Mà j 20.08, 0h59 – Billet revu et augmenté le 20.08 à 0h45
Une litanie de précédents remontant à Louis XIV à l’appui, l’ami Sardanapale résume brillamment une attitude courante à propos de l’agression russe contre la Géorgie. Ne manquez pas de lire le billet, qui reprend et éclaire les événements qui ont conduit à cette guerre, puis au bras-de-fer actuel autour de l’armistice négociée entre les deux parties par l’Union européenne sous l’égide du président en exercice du Conseil européen, Nicolas Sarkozy; lire aussi BHL! On doit aussi rappeler la décision de l’OTAN, sous l’influence franco-allemande, de rechercher l’apaisement de Moscou sur l’adhésion de l’Ukraine et de la Géorgie: un acte de faiblesse qui n’a pu qu’encourager Poutine.
« L’esprit munichois »[1] est une faiblesse des démocraties toujours à combattre et surmonter. Cet effort sur soi-même n’est pas un affrontement naïf entre réalisme et idéalisme, mais la difficulté de la démocratie à penser son intérêt collectif et à long terme (qui est évidemment d’aider les jeunes démocraties, d’aider les peuples à se libérer des dictatures), tant elle est tout naturellement conduite à privilégier l’intérêt à court terme, et vécu par les individus.
La « médiation Sarkozy » illustre de manière criante une spécificité de l’Union européenne: elle intervient dans cette affaire alors qu’elle est culturellement, socio-politiquement, incapable, encore pour longtemps, d’exprimer, en politique internationale, une position propre, commune, supranationale — bref qui soit autre chose que la ligne de moindre résistance entre ses membres, partagés entre leurs visions nationales: celle de la Pologne et des pays baltes ou de la Grande-Bretagne[2] n’est pas celle de l’Allemagne et de la France[3]. Que ce soit le président français qui l’incarne en ce moment lui donne certes une coloration particulière, mais il ne faut pas se leurrer: ce serait aussi le cas avec un président « permanent » (pour 5 semestres), assisté par un service diplomatique babélique: loin d’être l’expression d’une Europe-puissance, cette UE est condamnée à être une grosse Suisse dans ce que sa neutralité, même active, a pu avoir de plus caricatural. Dans The Times, Gerard Baker[4] appuie là où ça fait mal:
Dans un récit du séjour de 12 apprentis eurocrates en Géorgie, je trouve fascinant ce mouvement de recul impuissant devant la réalité de la force: « Espérons que, face à des comportements guerriers venus d’autres siècles, l’Union Européenne saura, dans un futur très proche, proposer une alternative crédible à la seule force armée ».

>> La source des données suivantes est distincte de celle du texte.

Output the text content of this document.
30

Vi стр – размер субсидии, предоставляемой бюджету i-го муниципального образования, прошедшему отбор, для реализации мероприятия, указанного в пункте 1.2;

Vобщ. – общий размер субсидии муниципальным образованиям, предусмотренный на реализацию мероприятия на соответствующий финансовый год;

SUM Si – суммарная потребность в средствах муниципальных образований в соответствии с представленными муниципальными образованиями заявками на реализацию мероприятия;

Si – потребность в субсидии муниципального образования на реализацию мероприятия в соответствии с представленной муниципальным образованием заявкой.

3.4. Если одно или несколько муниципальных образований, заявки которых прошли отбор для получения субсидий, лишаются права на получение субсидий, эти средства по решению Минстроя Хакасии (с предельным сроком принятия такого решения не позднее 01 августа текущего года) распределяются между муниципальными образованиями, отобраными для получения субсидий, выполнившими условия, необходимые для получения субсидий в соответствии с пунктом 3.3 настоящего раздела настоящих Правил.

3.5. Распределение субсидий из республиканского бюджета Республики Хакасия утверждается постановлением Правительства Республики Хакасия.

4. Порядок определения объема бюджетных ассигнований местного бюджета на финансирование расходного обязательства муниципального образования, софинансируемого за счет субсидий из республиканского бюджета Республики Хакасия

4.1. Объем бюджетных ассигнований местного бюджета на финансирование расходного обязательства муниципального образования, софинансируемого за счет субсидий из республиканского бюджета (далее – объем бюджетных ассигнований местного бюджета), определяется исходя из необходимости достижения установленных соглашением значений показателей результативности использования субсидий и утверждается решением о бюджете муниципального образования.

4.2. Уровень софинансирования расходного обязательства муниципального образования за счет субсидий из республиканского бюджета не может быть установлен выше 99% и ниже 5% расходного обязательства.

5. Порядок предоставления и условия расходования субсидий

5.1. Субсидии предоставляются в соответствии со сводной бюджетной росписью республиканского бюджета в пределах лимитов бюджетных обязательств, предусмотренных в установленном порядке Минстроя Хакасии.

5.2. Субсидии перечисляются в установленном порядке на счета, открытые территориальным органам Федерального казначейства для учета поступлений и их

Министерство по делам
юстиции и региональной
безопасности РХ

Et je termine, avec une question: et l’OSCE (l’Organisation pour la sécurité et la coopération en Europe, née des Accords d’Helsinki) dans tout ça? C’est probablement par son intermédiaire que des troupes russes se trouvaient curieusement garantes de la paix en Ossétie du sud et en Abkazie, ce qui évidemment ne la signale pas pour sa lucidité et sa compétence. Et conduit en fin de compte à souligner le rôle irremplaçable et fondamentalement pacifique dans le bon sens du terme d’une autre organisation: celle du Traité de l’Atlantique Nord, l’OTAN.
Notes
[1] De même que toutes les révolutions sont condamnées à se mesurer en référence à la Révolution française, les circonstances de la deuxième guerre mondiale puis de la guerre froide sont la matrice d’analyse inévitable de ce type de conflit. Un autre terme de cette époque qui paraît destiné à reprendre du service est celui de « finlandisation » pour qualifier ce qui est attendu de la Géorgie: comme le neutralisme à l’autrichienne, il illustrait une sorte de doctrine de la « souveraineté limitée » décrétée par Moscou sur ses confins.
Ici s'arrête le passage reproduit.